Un motín registrado el pasado domingo en el penal de Ixtapa, ubicado en Puerto Vallarta, dejó como saldo la muerte de un custodio y la fuga de 23 personas privadas de la libertad, confirmó el Gobierno de Jalisco, que mantiene un operativo de seguridad para localizar a los internos evadidos.
De acuerdo con el secretario de Seguridad Pública estatal, Juan Pablo Hernández, los hechos iniciaron cuando un grupo de civiles armados atacó las instalaciones penitenciarias desde el exterior.
Durante la agresión, los atacantes utilizaron un vehículo para derribar uno de los portones de acceso al centro penitenciario, lo que generó condiciones que permitieron la evasión de varios reclusos.
Tras el ataque armado, al interior del penal se registraron disturbios y enfrentamientos entre internos, lo que agravó la situación y complicó las labores de control por parte del personal de seguridad.
Posteriormente, autoridades estatales y federales lograron restablecer el orden dentro del reclusorio y realizaron el pase de lista correspondiente, mediante el cual se confirmó la fuga de 23 internos.
- Hasta el momento, las autoridades no han revelado la identidad de los prófugos ni han detallado los delitos por los que se encontraban recluidos, así como tampoco se ha informado oficialmente si representan un alto riesgo para la población.
Elementos de corporaciones estatales, federales y del Ejército Mexicano fueron desplegados en la zona para reforzar la seguridad y participar en los operativos de búsqueda.
El incidente ocurrió en un contexto de violencia registrado en diversas regiones del estado de Jalisco, luego de difundirse la muerte de Nemesio Oseguera Cervantes, señalado como líder del Cártel Jalisco Nueva Generación.

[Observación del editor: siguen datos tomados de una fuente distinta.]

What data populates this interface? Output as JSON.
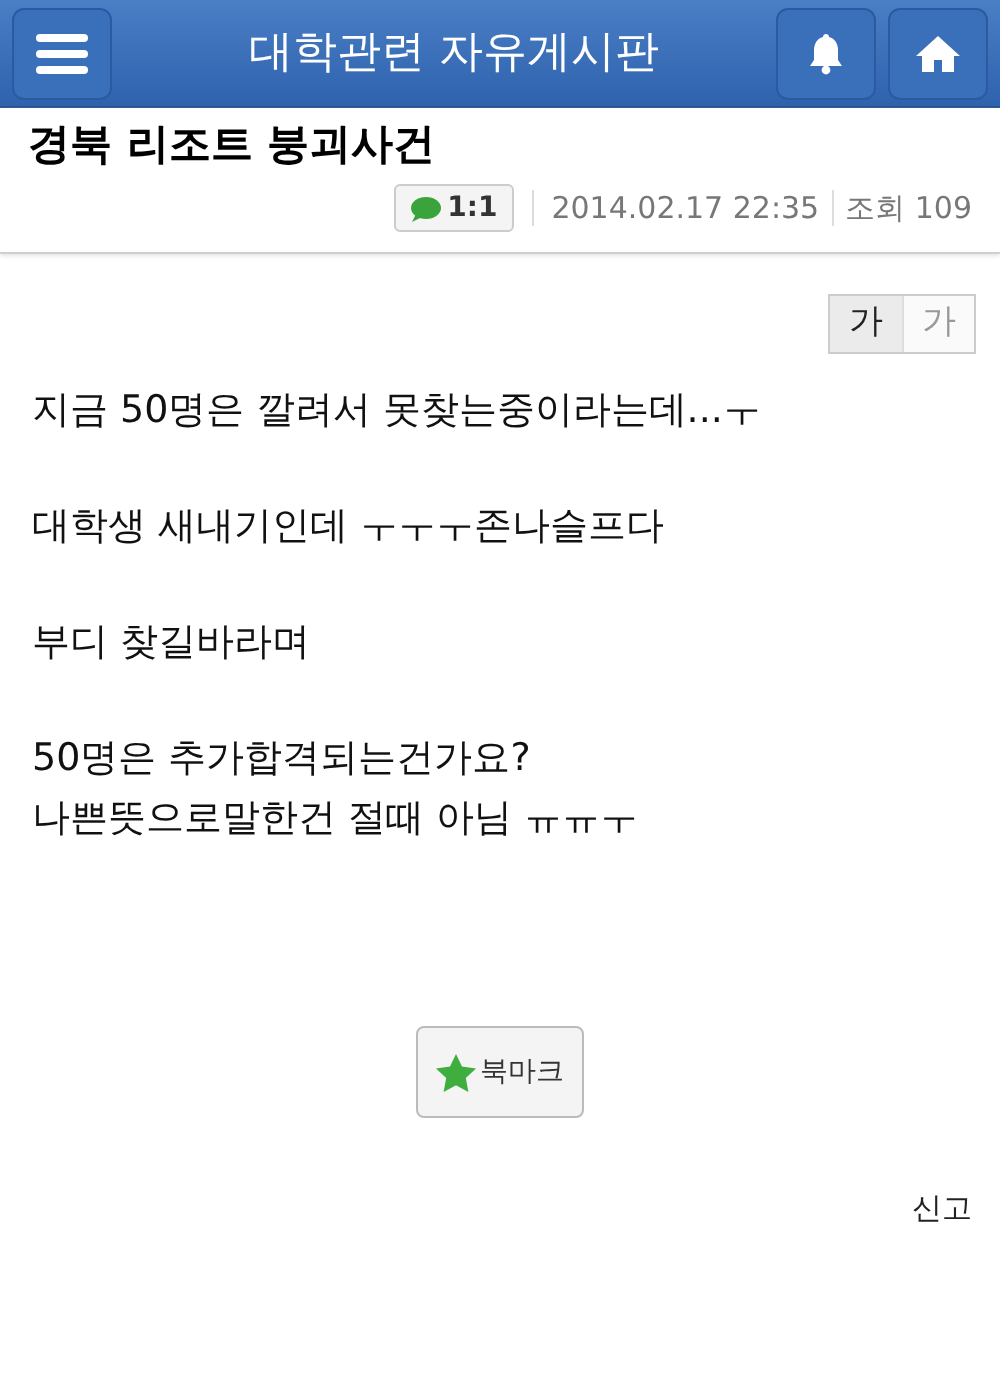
{
  "header": {
    "title": "대학관련 자유게시판"
  },
  "post": {
    "title": "경북 리조트 붕괴사건",
    "chat_badge": "1:1",
    "date": "2014.02.17 22:35",
    "views": "조회 109"
  },
  "font_sizes": [
    {
      "label": "가",
      "selected": true
    },
    {
      "label": "가",
      "selected": false
    }
  ],
  "paragraphs": [
    [
      "지금 50명은 깔려서 못찾는중이라는데...ㅜ"
    ],
    [
      "대학생 새내기인데 ㅜㅜㅜ존나슬프다"
    ],
    [
      "부디 찾길바라며"
    ],
    [
      "50명은 추가합격되는건가요?",
      "나쁜뜻으로말한건 절때 아님 ㅠㅠㅜ"
    ]
  ],
  "bookmark_button": "북마크",
  "report_link": "신고"
}
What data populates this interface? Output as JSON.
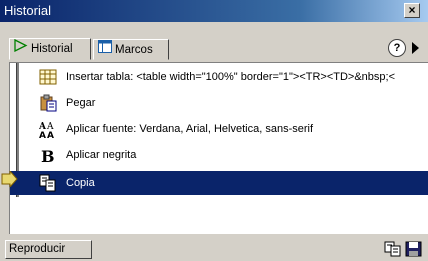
{
  "window": {
    "title": "Historial",
    "close_glyph": "×"
  },
  "tabs": [
    {
      "label": "Historial",
      "icon": "play-arrow-icon",
      "active": true
    },
    {
      "label": "Marcos",
      "icon": "frames-icon",
      "active": false
    }
  ],
  "toolbar": {
    "help_glyph": "?"
  },
  "history": {
    "items": [
      {
        "label": "Insertar tabla: <table width=\"100%\" border=\"1\"><TR><TD>&nbsp;<",
        "icon": "table-icon",
        "selected": false
      },
      {
        "label": "Pegar",
        "icon": "paste-icon",
        "selected": false
      },
      {
        "label": "Aplicar fuente: Verdana, Arial, Helvetica, sans-serif",
        "icon": "font-icon",
        "selected": false
      },
      {
        "label": "Aplicar negrita",
        "icon": "bold-icon",
        "selected": false
      },
      {
        "label": "Copia",
        "icon": "copy-icon",
        "selected": true
      }
    ]
  },
  "footer": {
    "replay_label": "Reproducir",
    "copy_steps_icon": "copy-steps-icon",
    "save_command_icon": "save-icon"
  },
  "colors": {
    "selection": "#0a246a",
    "panel": "#d4d0c8",
    "titlebar_start": "#0a246a"
  }
}
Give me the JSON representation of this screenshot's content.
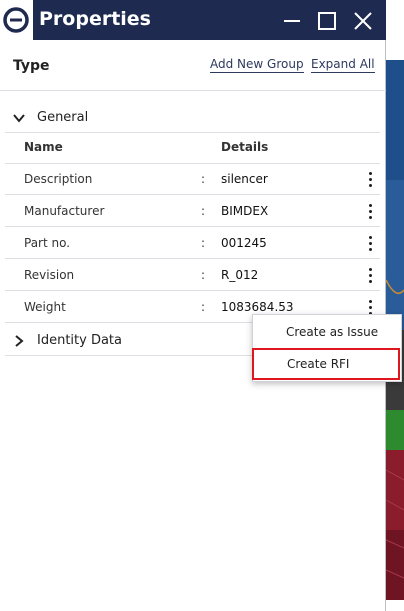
{
  "window": {
    "title": "Properties",
    "icons": [
      "app-logo-icon",
      "minimize-icon",
      "maximize-icon",
      "close-icon"
    ],
    "accent_color": "#1e2a4f"
  },
  "toolbar": {
    "type_label": "Type",
    "add_group_label": "Add New Group",
    "expand_all_label": "Expand All"
  },
  "groups": {
    "general": {
      "label": "General",
      "expanded": true,
      "columns": {
        "name": "Name",
        "details": "Details"
      },
      "rows": [
        {
          "name": "Description",
          "value": "silencer"
        },
        {
          "name": "Manufacturer",
          "value": "BIMDEX"
        },
        {
          "name": "Part no.",
          "value": "001245"
        },
        {
          "name": "Revision",
          "value": "R_012"
        },
        {
          "name": "Weight",
          "value": "1083684.53"
        }
      ],
      "separator": ":"
    },
    "identity": {
      "label": "Identity Data",
      "expanded": false
    }
  },
  "context_menu": {
    "items": [
      {
        "label": "Create as Issue"
      },
      {
        "label": "Create RFI",
        "highlighted": true
      }
    ],
    "highlight_color": "#e0161e"
  }
}
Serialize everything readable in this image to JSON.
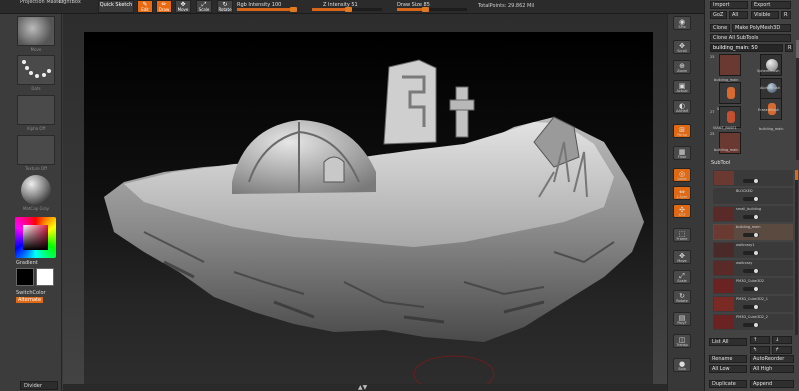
{
  "menu": {
    "projection_master": "Projection Master",
    "lightbox": "LightBox"
  },
  "mode_buttons": [
    {
      "label": "Edit",
      "active": true
    },
    {
      "label": "Draw",
      "active": true
    },
    {
      "label": "Move",
      "active": false
    },
    {
      "label": "Scale",
      "active": false
    },
    {
      "label": "Rotate",
      "active": false
    }
  ],
  "quick_sketch": "Quick Sketch",
  "sliders": {
    "rgb_intensity": {
      "label": "Rgb Intensity",
      "value": "100",
      "fraction": 1.0
    },
    "z_intensity": {
      "label": "Z Intensity",
      "value": "51",
      "fraction": 0.51
    },
    "draw_size": {
      "label": "Draw Size",
      "value": "85",
      "fraction": 0.4
    }
  },
  "total_points": "TotalPoints: 29.862 Mil",
  "left_shelf": {
    "brush_caption": "Move",
    "stroke_caption": "Dots",
    "alpha_caption": "Alpha Off",
    "texture_caption": "Texture Off",
    "material_caption": "MatCap Gray",
    "gradient": "Gradient",
    "switch_color": "SwitchColor",
    "alternate": "Alternate",
    "divider": "Divider"
  },
  "right_shelf": [
    {
      "label": "SPix",
      "icon": "spix-icon",
      "orange": false
    },
    {
      "label": "Scroll",
      "icon": "scroll-icon",
      "orange": false
    },
    {
      "label": "Zoom",
      "icon": "zoom-icon",
      "orange": false
    },
    {
      "label": "Actual",
      "icon": "actual-icon",
      "orange": false
    },
    {
      "label": "AAHalf",
      "icon": "aahalf-icon",
      "orange": false
    },
    {
      "label": "Persp",
      "icon": "perspective-icon",
      "orange": true
    },
    {
      "label": "Floor",
      "icon": "floor-icon",
      "orange": false
    },
    {
      "label": "Local",
      "icon": "local-icon",
      "orange": true
    },
    {
      "label": "L.Sym",
      "icon": "local-symmetry-icon",
      "orange": true
    },
    {
      "label": "XYZ",
      "icon": "xyz-icon",
      "orange": true
    },
    {
      "label": "Frame",
      "icon": "frame-icon",
      "orange": false
    },
    {
      "label": "Move",
      "icon": "move-icon",
      "orange": false
    },
    {
      "label": "Scale",
      "icon": "scale-icon",
      "orange": false
    },
    {
      "label": "Rotate",
      "icon": "rotate-icon",
      "orange": false
    },
    {
      "label": "PolyF",
      "icon": "polyframe-icon",
      "orange": false
    },
    {
      "label": "Transp",
      "icon": "transparent-icon",
      "orange": false
    },
    {
      "label": "Solo",
      "icon": "solo-icon",
      "orange": false
    }
  ],
  "tool_panel": {
    "import": "Import",
    "export": "Export",
    "goz": "GoZ",
    "all": "All",
    "visible": "Visible",
    "r": "R",
    "clone": "Clone",
    "make_polymesh": "Make PolyMesh3D",
    "clone_all_subtools": "Clone All SubTools",
    "current_tool": "building_main: 50",
    "r2": "R",
    "tools": [
      {
        "label": "building_main",
        "num": "25"
      },
      {
        "label": "SphereBrush",
        "num": ""
      },
      {
        "label": "SimpleBrush",
        "num": ""
      },
      {
        "label": "AlphaBrush",
        "num": ""
      },
      {
        "label": "VIANT_BASE1",
        "num": "27"
      },
      {
        "label": "EraserBrush",
        "num": ""
      },
      {
        "label": "building_main",
        "num": "25"
      },
      {
        "label": "building_main",
        "num": ""
      }
    ],
    "subtool_title": "SubTool",
    "subtools": [
      {
        "name": "",
        "selected": false
      },
      {
        "name": "BLOCKED",
        "selected": false
      },
      {
        "name": "small_building",
        "selected": false
      },
      {
        "name": "building_main",
        "selected": true
      },
      {
        "name": "wallcrazy1",
        "selected": false
      },
      {
        "name": "wallcrazy",
        "selected": false
      },
      {
        "name": "PM3D_Cube3D2",
        "selected": false
      },
      {
        "name": "PM3D_Cube3D2_1",
        "selected": false
      },
      {
        "name": "PM3D_Cube3D2_2",
        "selected": false
      }
    ],
    "list_all": "List All",
    "rename": "Rename",
    "autoreorder": "AutoReorder",
    "all_low": "All Low",
    "all_high": "All High",
    "duplicate": "Duplicate",
    "append": "Append"
  },
  "colors": {
    "accent": "#e86a12",
    "background": "#3a3a3a",
    "canvas": "#000000"
  }
}
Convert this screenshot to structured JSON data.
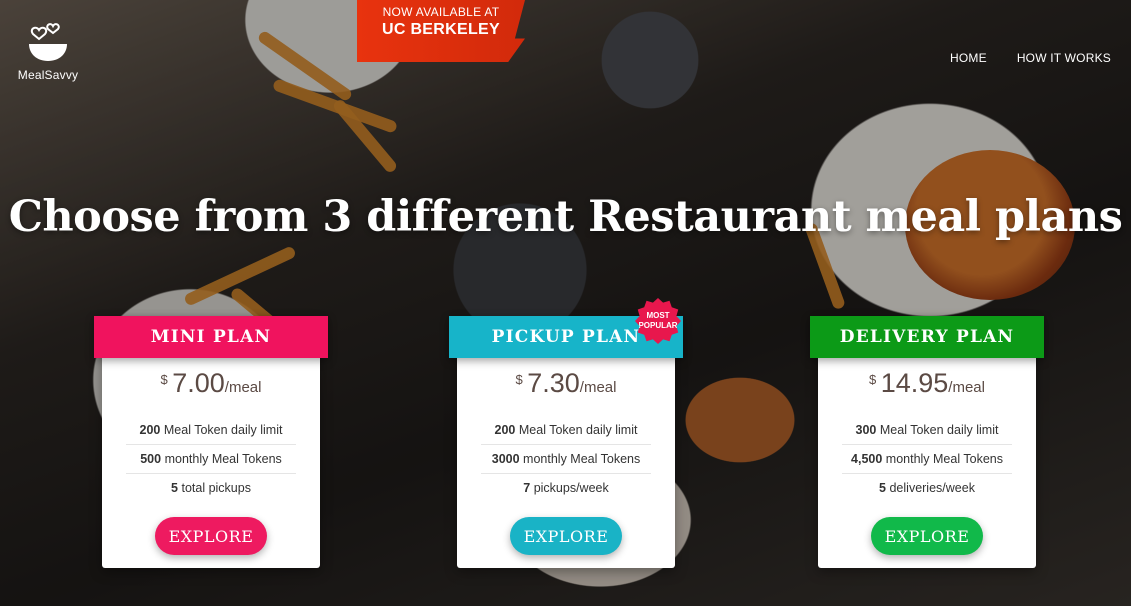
{
  "brand": {
    "name": "MealSavvy",
    "logo_icon": "bowl-hearts-icon"
  },
  "banner": {
    "line1": "NOW AVAILABLE AT",
    "line2": "UC BERKELEY"
  },
  "nav": {
    "home": "HOME",
    "how": "HOW IT WORKS"
  },
  "hero": {
    "title": "Choose from 3 different Restaurant meal plans"
  },
  "colors": {
    "mini": "#f0135e",
    "pickup": "#17b4c9",
    "delivery": "#0c9a17",
    "explore_mini": "#ee1a60",
    "explore_pickup": "#19b3c6",
    "explore_delivery": "#11b94a",
    "badge": "#e8174d"
  },
  "plans": [
    {
      "title": "MINI PLAN",
      "currency": "$",
      "price": "7.00",
      "unit": "/meal",
      "features": [
        {
          "value": "200",
          "text": "Meal Token daily limit"
        },
        {
          "value": "500",
          "text": "monthly Meal Tokens"
        },
        {
          "value": "5",
          "text": "total pickups"
        }
      ],
      "cta": "EXPLORE"
    },
    {
      "title": "PICKUP PLAN",
      "badge_line1": "MOST",
      "badge_line2": "POPULAR",
      "currency": "$",
      "price": "7.30",
      "unit": "/meal",
      "features": [
        {
          "value": "200",
          "text": "Meal Token daily limit"
        },
        {
          "value": "3000",
          "text": "monthly Meal Tokens"
        },
        {
          "value": "7",
          "text": "pickups/week"
        }
      ],
      "cta": "EXPLORE"
    },
    {
      "title": "DELIVERY PLAN",
      "currency": "$",
      "price": "14.95",
      "unit": "/meal",
      "features": [
        {
          "value": "300",
          "text": "Meal Token daily limit"
        },
        {
          "value": "4,500",
          "text": "monthly Meal Tokens"
        },
        {
          "value": "5",
          "text": "deliveries/week"
        }
      ],
      "cta": "EXPLORE"
    }
  ]
}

Tras conocerse la noticia, se reportaron bloqueos, incendios de vehículos y enfrentamientos en distintos puntos de la entidad.
A través de redes sociales comenzaron a circular imágenes y videos que mostraban una densa columna de humo en las inmediaciones del penal de Ixtapa, presuntamente ocasionada por enfrentamientos entre autoridades y grupos armados, así como por la quema de automóviles cercanos al lugar.
Las autoridades estatales señalaron que continúan las investigaciones para determinar si el ataque al centro penitenciario fue planeado previamente como parte de una operación coordinada o si estuvo directamente relacionado con la ola de violencia registrada tras los acontecimientos recientes en la entidad.
Mientras tanto, se mantiene el reforzamiento de la seguridad en la región para prevenir nuevos incidentes.